The Trump administration can help lower U.S. healthcare costs by eliminating improper subsidies and expanding lower-cost medical plan options, according to Thomas Savidge, an economist with the American Institute for Economic Research.
“The best way the president and CMS can improve healthcare affordability is by cracking down on improper subsidies, ending automatic enrollment, and changing rules to expand lower-cost plan options,” Savidge said. “The proposed 2027 Notice of Benefit and Payment Parameters from CMS helps achieve these goals.”
“As health costs keep rising, voters will gravitate toward candidates promising relief through subsidies and new rules, but those policies are the primary driver of the problem,” he noted.

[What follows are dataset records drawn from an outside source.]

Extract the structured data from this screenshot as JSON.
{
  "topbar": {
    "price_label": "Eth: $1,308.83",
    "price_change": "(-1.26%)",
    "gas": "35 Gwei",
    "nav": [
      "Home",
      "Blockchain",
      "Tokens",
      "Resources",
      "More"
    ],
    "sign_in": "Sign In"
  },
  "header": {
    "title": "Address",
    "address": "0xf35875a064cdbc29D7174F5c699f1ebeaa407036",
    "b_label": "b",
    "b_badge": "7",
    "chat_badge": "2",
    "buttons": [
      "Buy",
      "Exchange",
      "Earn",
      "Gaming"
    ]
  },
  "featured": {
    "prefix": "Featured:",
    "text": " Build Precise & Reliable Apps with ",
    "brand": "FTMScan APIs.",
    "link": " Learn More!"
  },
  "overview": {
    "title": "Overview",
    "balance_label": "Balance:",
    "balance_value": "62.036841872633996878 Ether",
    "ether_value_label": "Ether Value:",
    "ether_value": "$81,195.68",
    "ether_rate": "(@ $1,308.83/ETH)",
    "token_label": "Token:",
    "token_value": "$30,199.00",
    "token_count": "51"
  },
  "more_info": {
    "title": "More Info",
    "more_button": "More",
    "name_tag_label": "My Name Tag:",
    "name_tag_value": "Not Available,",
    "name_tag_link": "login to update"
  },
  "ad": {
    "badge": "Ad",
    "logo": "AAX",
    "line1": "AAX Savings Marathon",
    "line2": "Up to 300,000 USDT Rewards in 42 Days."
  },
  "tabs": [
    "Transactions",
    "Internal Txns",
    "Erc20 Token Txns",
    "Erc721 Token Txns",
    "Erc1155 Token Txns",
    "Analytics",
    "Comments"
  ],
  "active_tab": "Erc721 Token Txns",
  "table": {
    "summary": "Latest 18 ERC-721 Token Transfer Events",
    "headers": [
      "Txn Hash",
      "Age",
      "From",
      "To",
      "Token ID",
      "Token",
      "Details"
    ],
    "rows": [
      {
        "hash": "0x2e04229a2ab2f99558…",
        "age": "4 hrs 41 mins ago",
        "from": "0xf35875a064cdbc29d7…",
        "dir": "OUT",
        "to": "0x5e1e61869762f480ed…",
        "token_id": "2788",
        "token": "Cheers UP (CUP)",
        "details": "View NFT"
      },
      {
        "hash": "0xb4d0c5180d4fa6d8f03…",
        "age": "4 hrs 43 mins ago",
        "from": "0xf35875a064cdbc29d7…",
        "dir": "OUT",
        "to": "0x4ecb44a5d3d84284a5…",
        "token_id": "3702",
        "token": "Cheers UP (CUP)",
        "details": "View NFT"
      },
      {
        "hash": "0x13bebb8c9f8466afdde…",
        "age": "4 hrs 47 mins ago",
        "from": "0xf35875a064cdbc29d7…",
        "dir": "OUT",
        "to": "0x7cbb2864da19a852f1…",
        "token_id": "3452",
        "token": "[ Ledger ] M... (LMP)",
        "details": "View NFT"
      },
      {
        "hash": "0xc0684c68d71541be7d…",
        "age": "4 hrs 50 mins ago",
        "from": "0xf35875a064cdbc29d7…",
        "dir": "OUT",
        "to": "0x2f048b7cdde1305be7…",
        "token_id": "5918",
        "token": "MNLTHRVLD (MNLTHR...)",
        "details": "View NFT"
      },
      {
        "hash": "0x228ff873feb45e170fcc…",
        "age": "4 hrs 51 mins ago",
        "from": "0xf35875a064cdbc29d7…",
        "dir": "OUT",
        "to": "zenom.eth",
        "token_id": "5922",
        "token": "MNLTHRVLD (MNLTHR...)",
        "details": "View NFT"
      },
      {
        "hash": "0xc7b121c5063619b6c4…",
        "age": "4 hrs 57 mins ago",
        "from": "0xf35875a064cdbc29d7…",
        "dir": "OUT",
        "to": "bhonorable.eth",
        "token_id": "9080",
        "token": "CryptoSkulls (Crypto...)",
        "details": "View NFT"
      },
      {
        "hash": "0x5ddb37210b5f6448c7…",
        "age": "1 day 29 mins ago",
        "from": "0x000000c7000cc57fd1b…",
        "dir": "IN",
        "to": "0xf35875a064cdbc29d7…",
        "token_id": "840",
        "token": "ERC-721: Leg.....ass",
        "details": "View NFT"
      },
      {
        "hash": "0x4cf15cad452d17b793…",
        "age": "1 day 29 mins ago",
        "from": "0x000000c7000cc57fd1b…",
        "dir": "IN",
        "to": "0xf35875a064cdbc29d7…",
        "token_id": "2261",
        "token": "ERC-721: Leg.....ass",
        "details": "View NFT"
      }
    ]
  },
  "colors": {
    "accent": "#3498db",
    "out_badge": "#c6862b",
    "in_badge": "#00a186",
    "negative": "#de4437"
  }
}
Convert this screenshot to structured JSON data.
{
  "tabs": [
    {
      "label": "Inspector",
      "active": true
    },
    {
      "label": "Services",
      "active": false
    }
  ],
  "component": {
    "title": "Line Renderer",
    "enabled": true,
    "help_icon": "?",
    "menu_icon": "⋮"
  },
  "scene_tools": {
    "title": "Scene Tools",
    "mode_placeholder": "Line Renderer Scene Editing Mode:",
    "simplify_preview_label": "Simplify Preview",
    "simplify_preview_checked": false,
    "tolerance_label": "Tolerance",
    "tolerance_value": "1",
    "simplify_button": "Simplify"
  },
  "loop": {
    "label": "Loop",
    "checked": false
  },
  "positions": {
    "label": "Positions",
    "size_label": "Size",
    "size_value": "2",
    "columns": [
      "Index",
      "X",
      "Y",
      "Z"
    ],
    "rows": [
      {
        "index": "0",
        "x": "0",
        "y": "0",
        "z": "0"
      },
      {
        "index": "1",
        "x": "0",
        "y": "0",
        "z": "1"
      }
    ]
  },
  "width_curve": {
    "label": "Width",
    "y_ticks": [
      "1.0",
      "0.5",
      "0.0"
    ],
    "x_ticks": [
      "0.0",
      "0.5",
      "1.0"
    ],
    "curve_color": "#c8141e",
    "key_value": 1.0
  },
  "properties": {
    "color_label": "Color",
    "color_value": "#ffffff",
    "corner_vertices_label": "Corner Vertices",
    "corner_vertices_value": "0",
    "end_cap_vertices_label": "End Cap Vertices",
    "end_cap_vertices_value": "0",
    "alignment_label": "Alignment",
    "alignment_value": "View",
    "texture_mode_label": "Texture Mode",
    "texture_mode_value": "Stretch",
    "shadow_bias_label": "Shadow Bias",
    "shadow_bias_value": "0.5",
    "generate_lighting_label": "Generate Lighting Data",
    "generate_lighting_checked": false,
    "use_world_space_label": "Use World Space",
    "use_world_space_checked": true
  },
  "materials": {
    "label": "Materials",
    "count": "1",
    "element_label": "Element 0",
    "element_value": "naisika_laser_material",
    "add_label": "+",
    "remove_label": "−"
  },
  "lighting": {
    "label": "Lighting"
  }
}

A February 2024 analysis from KFF found that approximately 14 million Americans owed more than $1,000 in medical debt, and roughly 3 million individuals owed medical debt of over $10,000.
Democratic National Committee (DNC) Chairman Ken Martin said in a Monday statement his party will not “accept a status quo where Americans delay treatment or ration their prescriptions because they can’t afford the skyrocketing healthcare costs caused by Donald Trump and Republicans.”
Additionally, Republican Iowa Rep. Ashley Hinson — who is running for Senate — stated in a Jan. 8 X post that she “will not support the status quo of healthcare in America today, it’s a disaster.” Hinson, a candidate for U.S. Senate in November, added that “both parties are to blame for this mess.”